4. Reduce expenses and increase income avenues
If payment of dues is difficult to meet in the current income level, the only option available is to make room for such expenses in the monthly budget. This can be done by reducing the monthly expenses wherever possible at the same time finding new income sources that may eventually generate sufficient income. Drawing up a budget and sticking to it will be immensely helpful.
5. Liquidate assets to pay off loans
Having loans spiral out of control can be a cause of great mental stress. When you are in such situations, get out of the debt by any means would be welcome. If you have any assets, you might want to sell them off and clear off your loans. But, you might want to try this only after a clear assessment of the situation and the debts at hand.
6. Get protection against unforeseen circumstances
Insurance is an essential tool to safeguard yourself against any unfortunate circumstances. It may be natural disasters or any other event like job loss, disability due to an accident, etc. Insurance will help in meeting the financial obligations in such cases and will save you from further falling into a deeper debt hole.
7. Avoid settlement of loans
Banks offer a settlement of loans when the borrower is consistently not able to meet the EMIs on time or has defaulted in such payments. This settlement is for an amount lower than the total due. This may seem like a good deal but you should opt only as a last resort. Settlement of loans will reduce the loan liability but will negatively impact the credit score.
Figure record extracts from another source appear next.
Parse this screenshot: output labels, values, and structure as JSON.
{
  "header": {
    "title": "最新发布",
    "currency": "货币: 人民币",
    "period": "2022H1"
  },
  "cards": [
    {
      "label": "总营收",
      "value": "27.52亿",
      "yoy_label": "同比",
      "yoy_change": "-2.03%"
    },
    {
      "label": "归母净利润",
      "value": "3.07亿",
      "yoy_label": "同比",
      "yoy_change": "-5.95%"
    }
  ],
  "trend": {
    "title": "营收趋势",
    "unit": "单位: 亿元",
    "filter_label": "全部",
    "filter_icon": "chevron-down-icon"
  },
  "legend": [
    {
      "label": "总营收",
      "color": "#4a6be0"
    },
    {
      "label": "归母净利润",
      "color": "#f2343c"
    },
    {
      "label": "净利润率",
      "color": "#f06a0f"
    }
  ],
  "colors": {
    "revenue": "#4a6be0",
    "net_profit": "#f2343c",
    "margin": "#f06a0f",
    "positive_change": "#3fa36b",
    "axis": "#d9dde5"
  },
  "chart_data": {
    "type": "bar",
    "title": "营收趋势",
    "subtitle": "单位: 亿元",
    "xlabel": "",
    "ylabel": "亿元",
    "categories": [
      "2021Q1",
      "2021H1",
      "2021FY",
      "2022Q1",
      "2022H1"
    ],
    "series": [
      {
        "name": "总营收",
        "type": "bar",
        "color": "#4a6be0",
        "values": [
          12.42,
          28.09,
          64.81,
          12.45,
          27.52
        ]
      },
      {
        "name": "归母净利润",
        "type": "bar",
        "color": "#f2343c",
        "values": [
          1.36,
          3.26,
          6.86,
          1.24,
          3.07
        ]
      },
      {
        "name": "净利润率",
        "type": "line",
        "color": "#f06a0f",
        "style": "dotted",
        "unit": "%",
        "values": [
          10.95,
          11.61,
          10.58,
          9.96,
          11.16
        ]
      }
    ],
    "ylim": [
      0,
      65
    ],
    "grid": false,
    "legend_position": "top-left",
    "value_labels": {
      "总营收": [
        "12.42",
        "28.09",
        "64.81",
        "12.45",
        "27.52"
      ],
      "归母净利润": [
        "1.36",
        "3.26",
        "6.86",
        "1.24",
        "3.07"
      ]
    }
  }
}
A lower credit score will have long-term repercussions and the borrower may not be able to get any future loans or credit cards.
A debt trap is one of the most harrowing experiences that can take away your peace of mind for good. While taking loans to meet your needs is a better option than draining your life savings, the important point to remember is to take only as many loans as per your repayment capacity. When there is an imbalance in these two, it will invariably land you in a debt trap, and getting out of it will definitely be a huge task.